O Tribunal da 3ª Região, com sede em São Paulo (SP e MS), foi responsável pela apreciação de 278.843 recursos no mesmo período. E o Superior Tribunal de Justiça, a quem compete dar a última palavra sobre a interpretação da lei federal, apreciou 194.598 feitos em grau de recurso especial.
Em média, cada juiz federal de primeira instância decidiu, ao longo do ano de 1995, 709 processos. Cada magistrado de corte de apelação apreciou 2.243 recursos.
A grande massa de trabalho tem tido efeitos perversos.
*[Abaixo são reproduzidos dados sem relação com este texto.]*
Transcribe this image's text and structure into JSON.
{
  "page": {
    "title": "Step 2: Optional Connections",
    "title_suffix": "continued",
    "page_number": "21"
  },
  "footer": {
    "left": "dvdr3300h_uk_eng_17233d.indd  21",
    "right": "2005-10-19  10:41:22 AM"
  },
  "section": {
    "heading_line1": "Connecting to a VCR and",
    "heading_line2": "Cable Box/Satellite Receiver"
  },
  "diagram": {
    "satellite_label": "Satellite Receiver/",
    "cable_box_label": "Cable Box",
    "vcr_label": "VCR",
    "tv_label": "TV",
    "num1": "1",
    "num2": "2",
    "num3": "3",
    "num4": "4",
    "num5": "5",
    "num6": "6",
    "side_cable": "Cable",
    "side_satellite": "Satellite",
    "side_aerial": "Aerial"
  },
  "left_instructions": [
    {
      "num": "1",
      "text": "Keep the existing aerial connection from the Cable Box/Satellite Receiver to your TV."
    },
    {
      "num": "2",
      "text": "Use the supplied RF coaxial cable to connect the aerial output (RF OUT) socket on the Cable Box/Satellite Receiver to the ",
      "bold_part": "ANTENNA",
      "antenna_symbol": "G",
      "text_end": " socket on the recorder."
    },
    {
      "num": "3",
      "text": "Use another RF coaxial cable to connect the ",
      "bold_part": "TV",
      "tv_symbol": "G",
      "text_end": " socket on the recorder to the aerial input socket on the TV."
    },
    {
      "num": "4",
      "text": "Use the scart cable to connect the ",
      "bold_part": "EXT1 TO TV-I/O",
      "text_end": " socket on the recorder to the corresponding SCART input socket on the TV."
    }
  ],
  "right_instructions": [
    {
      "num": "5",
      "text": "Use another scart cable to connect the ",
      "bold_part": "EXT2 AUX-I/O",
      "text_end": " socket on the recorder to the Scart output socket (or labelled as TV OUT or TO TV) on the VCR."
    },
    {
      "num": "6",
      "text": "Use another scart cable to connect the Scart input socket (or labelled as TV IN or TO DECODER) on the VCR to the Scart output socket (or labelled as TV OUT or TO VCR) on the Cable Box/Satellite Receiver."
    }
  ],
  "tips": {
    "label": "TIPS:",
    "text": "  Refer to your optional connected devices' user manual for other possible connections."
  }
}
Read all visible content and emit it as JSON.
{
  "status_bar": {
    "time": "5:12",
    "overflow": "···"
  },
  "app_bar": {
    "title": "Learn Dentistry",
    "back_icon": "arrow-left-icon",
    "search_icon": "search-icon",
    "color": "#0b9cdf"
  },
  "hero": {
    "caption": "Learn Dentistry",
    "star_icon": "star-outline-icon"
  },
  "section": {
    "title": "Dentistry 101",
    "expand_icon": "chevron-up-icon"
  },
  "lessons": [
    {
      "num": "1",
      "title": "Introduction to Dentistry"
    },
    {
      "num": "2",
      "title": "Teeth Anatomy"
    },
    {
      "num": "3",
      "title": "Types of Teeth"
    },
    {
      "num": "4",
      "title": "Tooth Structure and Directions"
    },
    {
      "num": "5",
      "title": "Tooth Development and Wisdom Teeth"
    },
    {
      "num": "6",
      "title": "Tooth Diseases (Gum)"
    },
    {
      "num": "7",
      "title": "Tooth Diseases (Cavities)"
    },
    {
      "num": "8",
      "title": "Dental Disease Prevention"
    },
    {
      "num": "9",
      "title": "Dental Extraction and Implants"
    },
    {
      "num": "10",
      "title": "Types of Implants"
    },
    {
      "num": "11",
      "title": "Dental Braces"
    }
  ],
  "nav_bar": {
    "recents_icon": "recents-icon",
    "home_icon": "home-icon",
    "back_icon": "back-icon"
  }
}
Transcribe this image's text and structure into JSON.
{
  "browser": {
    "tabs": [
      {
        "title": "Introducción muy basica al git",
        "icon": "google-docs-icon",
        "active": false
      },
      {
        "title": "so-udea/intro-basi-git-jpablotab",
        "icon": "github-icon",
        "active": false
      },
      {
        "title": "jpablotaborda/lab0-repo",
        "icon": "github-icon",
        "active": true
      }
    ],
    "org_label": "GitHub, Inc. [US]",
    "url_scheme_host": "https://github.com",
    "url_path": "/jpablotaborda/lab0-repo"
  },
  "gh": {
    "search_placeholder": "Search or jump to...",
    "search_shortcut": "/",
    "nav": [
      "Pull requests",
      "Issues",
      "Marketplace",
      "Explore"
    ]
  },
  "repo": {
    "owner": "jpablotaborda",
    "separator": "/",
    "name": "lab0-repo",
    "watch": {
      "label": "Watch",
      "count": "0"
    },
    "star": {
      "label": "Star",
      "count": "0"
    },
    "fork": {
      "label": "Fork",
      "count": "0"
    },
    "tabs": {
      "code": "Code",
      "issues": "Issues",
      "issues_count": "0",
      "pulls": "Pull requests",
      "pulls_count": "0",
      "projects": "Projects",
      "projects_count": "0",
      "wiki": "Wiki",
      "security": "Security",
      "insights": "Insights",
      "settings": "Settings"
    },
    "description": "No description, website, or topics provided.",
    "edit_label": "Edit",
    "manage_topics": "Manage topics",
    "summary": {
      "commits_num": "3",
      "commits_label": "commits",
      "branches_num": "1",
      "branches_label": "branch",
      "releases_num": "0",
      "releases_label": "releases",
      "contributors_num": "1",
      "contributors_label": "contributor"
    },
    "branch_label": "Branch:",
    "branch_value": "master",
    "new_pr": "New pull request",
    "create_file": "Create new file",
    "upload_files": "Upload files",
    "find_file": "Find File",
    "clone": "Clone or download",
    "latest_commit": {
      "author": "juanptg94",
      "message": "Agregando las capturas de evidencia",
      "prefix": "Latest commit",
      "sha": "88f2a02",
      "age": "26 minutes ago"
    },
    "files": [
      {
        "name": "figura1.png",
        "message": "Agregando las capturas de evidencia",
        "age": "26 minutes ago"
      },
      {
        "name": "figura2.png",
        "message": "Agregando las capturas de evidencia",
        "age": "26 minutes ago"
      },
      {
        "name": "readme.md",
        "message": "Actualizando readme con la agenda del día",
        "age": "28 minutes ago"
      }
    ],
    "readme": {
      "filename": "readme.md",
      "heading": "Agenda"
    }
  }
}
Ela até mesmo impede os juízes de divulgarem adequadamente as dificuldades que enfrentam para conhecimento da sociedade em geral e, mesmo, de seus representantes perante o Parlamento.
Ocupados exclusiva e exaustivamente com suas tarefas, sofrendo pressão constante das pilhas de processos e sensíveis à realidade social que se oculta dentro dos autos, preferem os juízes debruçar-se sobre suas mesas de trabalho a polemizar sobre as deficiências que reconhecem existentes, mas cuja solução passa, em larga medida, pela atuação dos outros poderes.
Essa dependência, que já foi mais acentuada, teve remédio parcial na Carta de 88, a qual assegurou autonomia administrativa e financeira ao Poder Judiciário. A recuperação do tempo perdido, porém, não se faz de imediato.
O "poder desarmado", que vivera até então da boa vontade dos outros dois, vendo minguarem, ao sabor da circunstância, os recursos necessários ao atendimento de suas tarefas, defrontou-se com uma considerável demanda reprimida.
Por isso, projetaram-se reformas e realizaram-se concursos de acesso para juízes e servidores. Tudo isso leva a concluir que os aumentos verificados e os projetados na rubrica de pessoal não configuram absurdo inexplicável, mas a reestruturação necessária ao exercício eficiente da prestação jurisdicional que nos compete.
Quanto aos indicativos que o deputado utiliza para concluir que a Justiça é ruim, a "impressionante impunidade" não pode ser creditada, sem mais, aos julgadores, cuja tarefa não consiste em condenar sempre, mas em assegurar o devido processo legal para que os acusados tanto quanto os acusadores possam formular suas razões e comprovar suas afirmativas.
Talvez no desaparelhamento das polícias e das promotorias se encontre a resposta para a absolvição de pessoas a quem a opinião pública, em grande parte formada pela mídia, condenou antes mesmo da formulação das denúncias.
Também foi referida a "frequência com que cidadãos brasileiros deixam de recorrer à Justiça" como um sinal de sua inoperância. Ora, no ano de 1994, foram distribuídos, somente em primeiro grau de jurisdição, mais de 5 milhões de processos.
A média de um processo para cada 30 habitantes equipara-se às do Primeiro Mundo e demonstra confiança da população no Poder Judiciário.
No Brasil, tem ele sido depositário da inconformidade dos cidadãos contra as agressões ao direito oriundas das mais diversas fontes.
Planos econômicos, por exemplo, ao introduzirem medidas impensadas e incompatíveis com as garantias constitucionais, foram responsáveis por picos de distribuição na Justiça Federal.
O bloqueio dos cruzados novos, por exemplo, resultou em número recorde de ações judiciais. Naquela ocasião, como em outras, foi no Judiciário que o cidadão encontrou o respaldo necessário para fazer respeitar o seu direito.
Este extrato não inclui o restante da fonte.